Index rezumate

Food allergy - an Increasing challenge for epidemiologists, clinicians and industry

by Kristóf NÉKÁM MD PhD
Hospital of the Hospitaller Brothers of St John of God in Budapest, Hungary

The real challenge for the epidemiologist in food hypersensitivity (FH) is that no reliable and simple method for its diagnosis exists. Questionnaires do not fulfill the requirements of specificity, suggesting data for point prevalence between 0.0.. and < 10.0 %, and the easiest method for epidemiological purposes, screening via specific IgE determinations alone is also generally rejected.

The individual diagnosis of FH (and intolerance) consists of 1) collecting information and 2) the use of decision algorhythms, respecting probabilities.

Information should include all previous anamnestic data: diseases, presumably unrelated symptoms, laboratory results, diets, pharmacotherapies. These data may help in identification of the underlying abnormality of the mucosal/gastrointestinal immune reactivity, and/or the changes (mostly increase) of the intestinal permeability (resulting in increased antigen challenge).

The latest may be the result of chronic medication (e.g. nsaid).The former consists of IBDs, Helicobacter infection, gallstones etc.

Family history (mother and offsprings) helps to identify not only atopy prone families, but common dietetic characteristics as well.

Symptoms, although important for monitoring, often do not offer significant help in differential diagnosis.

Databases, characteristic for each country and region, should contain not only components of foodstuff and presence or absence of additives and hidden food but consumer preferences, industrial technologies as well. The globalization of the food market imperatively demands international databases too. Further databases should contain the continuously growing number of cross-reactivities (mainly among pollens and fruits, vegetables, spices etc.) and the commonly used home (cosmetical), office and workplace chemicals.

Originally, a precise food diary (including symptoms and general medication if applicable) is the greatest help in the identification of individual offending foods. The greatest mistake in the preparation of such diaries is, if the complying patient tries to delete any offending food from her/his diet depriving the investigator of many informations. Diaries should be prepared under unchanged conditions for at least one month.
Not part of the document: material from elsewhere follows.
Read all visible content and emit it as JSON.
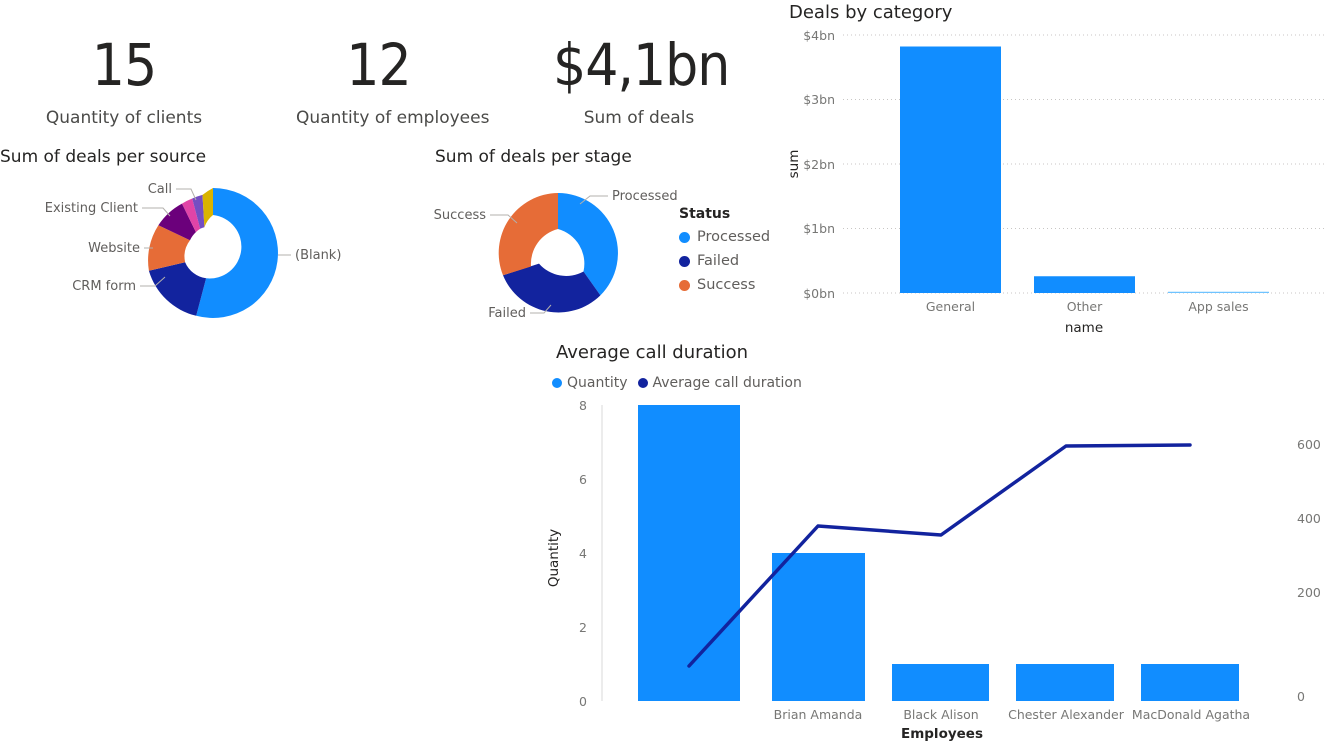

The philosophy in the diagnostic process in FH is to exclude as many suspicious food components as only possible by means of anamnesis, skin tests, "static" parameters as specific immunoglobulins (i.e. IgE, as no others are really informative in most cases) and some times "dinamic", functional parameters like ECP, histamine, tryptase or leukotrienes – preferably during open food challenges.

Although the double-blind placebo-controlled food challenge (DBPCFC) is the "golden standard" of the diagnosis of FH, it has many drawbacks: it is time consuming (unless the reduction of the number of possible provoking agents is successful in previous steps), the DB character is technically difficult for larger food quantities, which only provoke symptoms in individuals of moderate sensitivity, and patients who are not completely symptom-free are unsuitable for such trials. (Changes in the intensity of symptoms depend on so many factors that cannot be accepted as reliable proofs of established FH). Therefore, the usual exclusion diets cannot be used unless there is good evidence of a single offending, not cross-reactive food allergen (or additive). More effective and faster is the method of introducing a very low allergen diet (VLAD) and using the inclusion type of diets for provocations.

The characteristics of VLAD include the local features of nutritional traditions and avoidance of all major allergens. VLAD, however, may represent an insignificant calory and protein malnutrition for the periode of DBPCFC.

The VLAD is not only the means for making the patient under investigation temporarily but completely symptom free in less than one week's time (valid for approximative 50 % of all investigated patients) but is the only diagnostic possibiliy, if more that one basic food component is included into the list of suspected allergens. If the prerequisite of symptom-symptome-free periods cannot be met, no reliable diagnosis with our present in vivo methods can be done.

Today's therapy is rather conservative (avoidance diets, and if fail, pharmacotherapy). Special formulas, probiotics, functional food and dietary modifications of PUFA-intake are also today's more conservative options. Allergen specific immunisation (SIT) is in its present form usually a failure.

Immediate measurements to avoide food-induced anaphylaxis are epinephrine containing self-injectors and emergency action plans (to be prepared individually and discussed well in advance !).

The future of FH seems more bright: our perspectives for the effective management of food hypersensitivity will improve. On larger scales, the careful planning of GMOs will reduce allergenic potential. The use of gene manipulation techniques improves diagnosis and helps to redirect (instead of eradicate) immune responses: to reestablish oral/mucosal tolerance. At present, monoclonal anti-IgE antibodies, antigen-cytokine fusion proteins, naked plasmid DNA, and immunostimulatory CpG motifs are most investigated.